Einfach den Hauptschalter am Netzteil ausschalten oder eine Verteilerleiste mit Schalter benutzen. Das spart sogar Strom.

Ich weiß das klingt doof aber es funktioniert.


----------



## lowbob (29. September 2013)

Also das aktivieren unterm Power saving mode hat ebenfalls nicht gebracht diese ErP Funktion hab ich allerdings nicht gefunden was soll das denn sein? Mfg


----------



## woti88 (29. September 2013)

Ich hatte auch das Problem.Schau mal hier http://extreme.pcgameshardware.de/asus/295862-usb-stromversorgung-bei-ausgeschaltetem-pc.html vielleicht ist da was passendes dabei.Ich hatte Jedenfalls Erfolg!


----------



## lowbob (29. September 2013)

Ne auch hier leuchtet die Maus weiter die Tastatur schaltet mit den herunterfahren ab und beim starten ein. Liegt's wohl an der Maus ?


----------



## SpotlightXFX (29. September 2013)

Bei meinem Extreme4 geht Maus aus . Mach mal ASRock App Charger herunter falls der drauf ist (:


----------



## lowbob (30. September 2013)

Deinstallation vom app charger brachte ebenfalls nichts


----------



## SpotlightXFX (30. September 2013)

USB Hub mit externer Stromversorgung?


----------



## xpSyk (30. September 2013)

locojens schrieb:


> Einfach den Hauptschalter am Netzteil ausschalten oder eine Verteilerleiste mit Schalter benutzen. Das spart sogar Strom.
> 
> Ich weiß das klingt doof aber es funktioniert.

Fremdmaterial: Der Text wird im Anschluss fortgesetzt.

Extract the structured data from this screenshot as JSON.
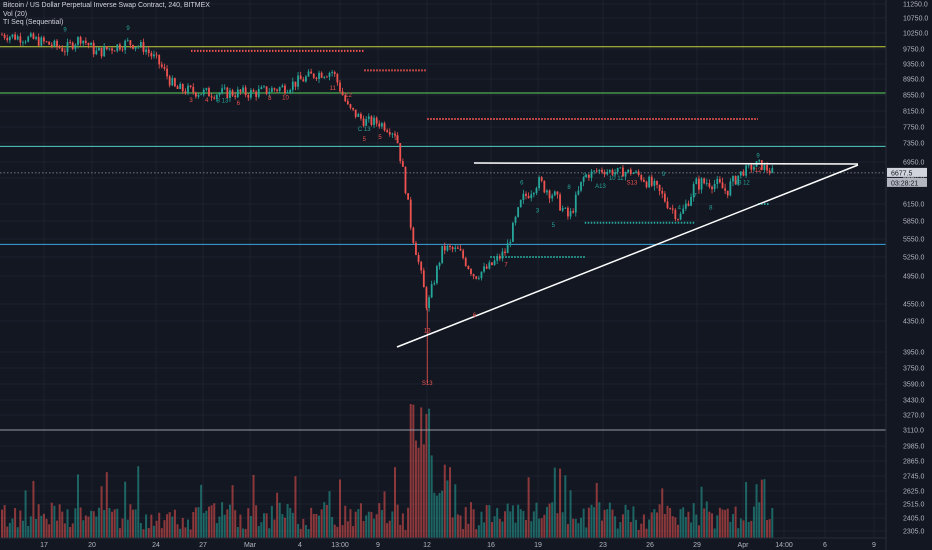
{
  "title": "Bitcoin / US Dollar Perpetual Inverse Swap Contract, 240, BITMEX",
  "indicators": [
    "Vol (20)",
    "TI Seq (Sequential)"
  ],
  "chart_data": {
    "type": "candlestick",
    "y_axis": {
      "ticks": [
        11250,
        10750,
        10250,
        9750,
        9350,
        8950,
        8550,
        8150,
        7750,
        7350,
        6950,
        6550,
        6150,
        5850,
        5550,
        5250,
        4950,
        4550,
        4350,
        3950,
        3750,
        3590,
        3430,
        3270,
        3110,
        2985,
        2865,
        2745,
        2625,
        2515,
        2405,
        2305
      ],
      "tick_labels": [
        "11250.0",
        "10750.0",
        "10250.0",
        "9750.0",
        "9350.0",
        "8950.0",
        "8550.0",
        "8150.0",
        "7750.0",
        "7350.0",
        "6950.0",
        "6550.0",
        "6150.0",
        "5850.0",
        "5550.0",
        "5250.0",
        "4950.0",
        "4550.0",
        "4350.0",
        "3950.0",
        "3750.0",
        "3590.0",
        "3430.0",
        "3270.0",
        "3110.0",
        "2985.0",
        "2865.0",
        "2745.0",
        "2625.0",
        "2515.0",
        "2405.0",
        "2305.0"
      ],
      "scale": "log",
      "range": [
        2250,
        11700
      ]
    },
    "x_axis": {
      "tick_labels": [
        "17",
        "20",
        "24",
        "27",
        "Mar",
        "4",
        "13:00",
        "9",
        "12",
        "16",
        "19",
        "23",
        "26",
        "29",
        "Apr",
        "14:00",
        "6",
        "9"
      ]
    },
    "price_labels": {
      "last_price": "6677.5",
      "countdown": "03:28:21"
    },
    "horizontal_levels": [
      {
        "price": 9820,
        "color": "#c6d43a"
      },
      {
        "price": 8600,
        "color": "#5bd35b"
      },
      {
        "price": 7280,
        "color": "#4fd0c4"
      },
      {
        "price": 5460,
        "color": "#3aa7e0"
      },
      {
        "price": 3110,
        "color": "#9598a1"
      },
      {
        "price": 6677.5,
        "color": "#9598a1",
        "style": "dotted"
      }
    ],
    "dotted_levels": [
      {
        "price": 9700,
        "color": "#ef5350",
        "x_from": "Feb 27",
        "x_to": "Mar 9"
      },
      {
        "price": 9180,
        "color": "#ef5350",
        "x_from": "Mar 9",
        "x_to": "Mar 13"
      },
      {
        "price": 7950,
        "color": "#ef5350",
        "x_from": "Mar 13",
        "x_to": "Apr 3"
      },
      {
        "price": 5820,
        "color": "#26a69a",
        "x_from": "Mar 23",
        "x_to": "Mar 30"
      },
      {
        "price": 5250,
        "color": "#26a69a",
        "x_from": "Mar 17",
        "x_to": "Mar 23"
      },
      {
        "price": 6150,
        "color": "#26a69a",
        "x_from": "Apr 3",
        "x_to": "Apr 3"
      }
    ],
    "trendlines": [
      {
        "name": "resistance",
        "x1": "Mar 16",
        "y1": 6980,
        "x2": "Apr 4",
        "y2": 6990,
        "color": "#ffffff"
      },
      {
        "name": "support",
        "x1": "Mar 10",
        "y1": 4020,
        "x2": "Apr 4",
        "y2": 6960,
        "color": "#ffffff"
      }
    ],
    "price_path": [
      {
        "x": "Feb 15",
        "price": 10200
      },
      {
        "x": "Feb 17",
        "price": 10050
      },
      {
        "x": "Feb 19",
        "price": 9750
      },
      {
        "x": "Feb 20",
        "price": 10100
      },
      {
        "x": "Feb 21",
        "price": 9650
      },
      {
        "x": "Feb 23",
        "price": 9950
      },
      {
        "x": "Feb 24",
        "price": 9800
      },
      {
        "x": "Feb 25",
        "price": 9350
      },
      {
        "x": "Feb 26",
        "price": 8700
      },
      {
        "x": "Feb 28",
        "price": 8600
      },
      {
        "x": "Mar 1",
        "price": 8600
      },
      {
        "x": "Mar 2",
        "price": 8600
      },
      {
        "x": "Mar 4",
        "price": 8750
      },
      {
        "x": "Mar 6",
        "price": 9100
      },
      {
        "x": "Mar 7",
        "price": 9150
      },
      {
        "x": "Mar 8",
        "price": 8200
      },
      {
        "x": "Mar 9",
        "price": 7900
      },
      {
        "x": "Mar 10",
        "price": 7850
      },
      {
        "x": "Mar 11",
        "price": 7600
      },
      {
        "x": "Mar 12",
        "price": 5700
      },
      {
        "x": "Mar 13",
        "price": 4500
      },
      {
        "x": "Mar 14",
        "price": 5400
      },
      {
        "x": "Mar 15",
        "price": 5350
      },
      {
        "x": "Mar 16",
        "price": 4950
      },
      {
        "x": "Mar 17",
        "price": 5100
      },
      {
        "x": "Mar 18",
        "price": 5350
      },
      {
        "x": "Mar 19",
        "price": 6200
      },
      {
        "x": "Mar 20",
        "price": 6500
      },
      {
        "x": "Mar 21",
        "price": 6300
      },
      {
        "x": "Mar 22",
        "price": 5900
      },
      {
        "x": "Mar 23",
        "price": 6600
      },
      {
        "x": "Mar 24",
        "price": 6750
      },
      {
        "x": "Mar 25",
        "price": 6700
      },
      {
        "x": "Mar 26",
        "price": 6700
      },
      {
        "x": "Mar 27",
        "price": 6500
      },
      {
        "x": "Mar 28",
        "price": 6250
      },
      {
        "x": "Mar 29",
        "price": 5900
      },
      {
        "x": "Mar 30",
        "price": 6450
      },
      {
        "x": "Mar 31",
        "price": 6500
      },
      {
        "x": "Apr 1",
        "price": 6350
      },
      {
        "x": "Apr 2",
        "price": 6700
      },
      {
        "x": "Apr 3",
        "price": 6900
      },
      {
        "x": "Apr 4",
        "price": 6677.5
      }
    ],
    "sequential_labels": [
      {
        "x": "Feb 19",
        "price": 10300,
        "text": "9",
        "color": "#26a69a"
      },
      {
        "x": "Feb 23",
        "price": 10350,
        "text": "9",
        "color": "#26a69a"
      },
      {
        "x": "Feb 27",
        "price": 8370,
        "text": "3",
        "color": "#ef5350"
      },
      {
        "x": "Feb 28",
        "price": 8380,
        "text": "4",
        "color": "#ef5350"
      },
      {
        "x": "Feb 29",
        "price": 8360,
        "text": "8 13",
        "color": "#26a69a"
      },
      {
        "x": "Mar 1",
        "price": 8300,
        "text": "6",
        "color": "#ef5350"
      },
      {
        "x": "Mar 3",
        "price": 8420,
        "text": "8",
        "color": "#ef5350"
      },
      {
        "x": "Mar 4",
        "price": 8440,
        "text": "10",
        "color": "#ef5350"
      },
      {
        "x": "Mar 7",
        "price": 8680,
        "text": "11",
        "color": "#ef5350"
      },
      {
        "x": "Mar 8",
        "price": 8500,
        "text": "12",
        "color": "#ef5350"
      },
      {
        "x": "Mar 9",
        "price": 7400,
        "text": "5",
        "color": "#ef5350"
      },
      {
        "x": "Mar 9",
        "price": 7650,
        "text": "C 13",
        "color": "#26a69a"
      },
      {
        "x": "Mar 10",
        "price": 7450,
        "text": "5",
        "color": "#ef5350"
      },
      {
        "x": "Mar 11",
        "price": 7420,
        "text": "9",
        "color": "#ef5350"
      },
      {
        "x": "Mar 13",
        "price": 4200,
        "text": "13",
        "color": "#ef5350"
      },
      {
        "x": "Mar 13",
        "price": 3580,
        "text": "S13",
        "color": "#ef5350"
      },
      {
        "x": "Mar 16",
        "price": 4400,
        "text": "6",
        "color": "#ef5350"
      },
      {
        "x": "Mar 18",
        "price": 5100,
        "text": "7",
        "color": "#ef5350"
      },
      {
        "x": "Mar 19",
        "price": 6450,
        "text": "6",
        "color": "#26a69a"
      },
      {
        "x": "Mar 20",
        "price": 6000,
        "text": "3",
        "color": "#26a69a"
      },
      {
        "x": "Mar 21",
        "price": 5750,
        "text": "5",
        "color": "#26a69a"
      },
      {
        "x": "Mar 22",
        "price": 6380,
        "text": "8",
        "color": "#26a69a"
      },
      {
        "x": "Mar 23",
        "price": 6580,
        "text": "9",
        "color": "#26a69a"
      },
      {
        "x": "Mar 24",
        "price": 6400,
        "text": "A13",
        "color": "#26a69a"
      },
      {
        "x": "Mar 25",
        "price": 6520,
        "text": "10 11",
        "color": "#26a69a"
      },
      {
        "x": "Mar 26",
        "price": 6450,
        "text": "S13",
        "color": "#ef5350"
      },
      {
        "x": "Mar 28",
        "price": 6600,
        "text": "9",
        "color": "#26a69a"
      },
      {
        "x": "Mar 29",
        "price": 6050,
        "text": "4",
        "color": "#26a69a"
      },
      {
        "x": "Mar 30",
        "price": 6250,
        "text": "7",
        "color": "#26a69a"
      },
      {
        "x": "Mar 31",
        "price": 6050,
        "text": "8",
        "color": "#26a69a"
      },
      {
        "x": "Apr 2",
        "price": 6450,
        "text": "13 12",
        "color": "#26a69a"
      },
      {
        "x": "Apr 3",
        "price": 7050,
        "text": "9",
        "color": "#26a69a"
      },
      {
        "x": "Apr 3",
        "price": 6700,
        "text": "12",
        "color": "#ef5350"
      }
    ],
    "volume_note": "volume histogram in lower pane, spike on Mar 12-13",
    "grid": true,
    "colors": {
      "up": "#26a69a",
      "down": "#ef5350",
      "background": "#131722",
      "grid": "#1e222d"
    }
  }
}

Mach ich schon immer  Einfach ganzer strom weg, dann leuchtet auch nix mehr!


----------



## Threshold (30. September 2013)

lowbob schrieb:


> Ne auch hier leuchtet die Maus weiter die Tastatur schaltet mit den herunterfahren ab und beim starten ein. Liegt's wohl an der Maus ?


 
Kann an der Maus liegen.
Check die mal an einem anderen Rechner oder teste bei dir eine andere Maus.


----------



## lowbob (1. Oktober 2013)

So also ich hab die Maus jetzt an nem anderen Rechner gehabt dort geht sie aus beim herunterfahren. In meinen BIOS sind die eigentlich mögliche Dinge soweit ich das gesehen habe deaktiviert. Auch den app charger hab ich nicht installiert. Vielleicht hilfts was wenn ich mal meine model nenne AS Rock B 85 Pro4.


----------